Pyspark 如何在数据库中读取kaggle zip文件数据集,pyspark,databricks,Pyspark,Databricks,我想从kaggle读取zip文件数据集,但无法读取该数据集: import urllib urllib.request.urlretrieve("https://www.kaggle.com/himanshupoddar/zomato-bangalore-restaurants/downloads/zomato-bangalore-restaurants.zip", "/tmp/zomato-bangalore-restaurants.zip") 然后我运行shell脚本来提取文件: %sh

我想从kaggle读取zip文件数据集,但无法读取该数据集:

import urllib 
urllib.request.urlretrieve("https://www.kaggle.com/himanshupoddar/zomato-bangalore-restaurants/downloads/zomato-bangalore-restaurants.zip", "/tmp/zomato-bangalore-restaurants.zip")
然后我运行shell脚本来提取文件:

%sh
unzip /tmp/zomato-bangalore-restaurants.zip
tail -n +2 zomato-bangalore-restaurants.csv > temp.csv
rm zomato-bangalore-restaurants.csv
然后我得到一个错误:

Archive:  /tmp/zomato-bangalore-restaurants.zip
  End-of-central-directory signature not found.  Either this file is not
  a zipfile, or it constitutes one disk of a multi-part archive.  In the
  latter case the central directory and zipfile comment will be found on
  the last disk(s) of this archive.
unzip:  cannot find zipfile directory in one of /tmp/zomato-bangalore-restaurants.zip or
        /tmp/zomato-bangalore-restaurants.zip.zip, and cannot find /tmp/zomato-bangalore-restaurants.zip.ZIP, period.
tail: cannot open 'zomato-bangalore-restaurants.csv' for reading: No such file or directory
rm: cannot remove 'zomato-bangalore-restaurants.csv': No such file or directory

注意:从Kaggle下载文件的尝试被阻止,因为您尚未登录

以下是下载所有竞赛数据集的脚本

from requests import get, post
from os import mkdir, remove
from os.path import exists
from shutil import rmtree
import zipfile

def purge_all_downloads(db_full_path):
  # Removes all the downloaded datasets
  if exists(db_full_path): rmtree(db_full_path)

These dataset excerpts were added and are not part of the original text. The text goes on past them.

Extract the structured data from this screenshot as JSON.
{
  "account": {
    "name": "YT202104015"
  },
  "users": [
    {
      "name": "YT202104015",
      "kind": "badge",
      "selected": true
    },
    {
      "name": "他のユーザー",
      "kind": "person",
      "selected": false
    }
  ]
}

def datasets_are_available_locally(db_full_path, datasets):
  # Returns True only if all the competition datasets are available locally in Databricks CE
  if not exists(db_full_path): return False
  for df in datasets:
    # Assumes all the datasets end with '.csv' extention
    if not exists(db_full_path + df + '.csv'): return False
  return True

def remove_zip_files(db_full_path, datasets):
  for df in datasets:
    remove(db_full_path + df + '.csv.zip')

def unzip(db_full_path, datasets):
  for df in datasets:
    with zipfile.ZipFile(db_full_path + df + '.csv.zip', 'r') as zf:
      zf.extractall(db_full_path)
  remove_zip_files(db_full_path, datasets)

def download_datasets(competition, db_full_path, datasets, username, password):
  # Downloads the competition datasets if not availible locally  
  if datasets_are_available_locally(db_full_path, datasets):
    print 'All the competition datasets have been downloaded, extraced and are ready for you !'
    return

  purge_all_downloads(db_full_path)
  mkdir(db_full_path)
  kaggle_info = {'UserName': username, 'Password': password}

  for df in datasets:
    url = (
      'https://www.kaggle.com/account/login?ReturnUrl=' +
      '/c/' + competition + '/download/'+ df + '.csv.zip'
    )
    request = post(url, data=kaggle_info, stream=True)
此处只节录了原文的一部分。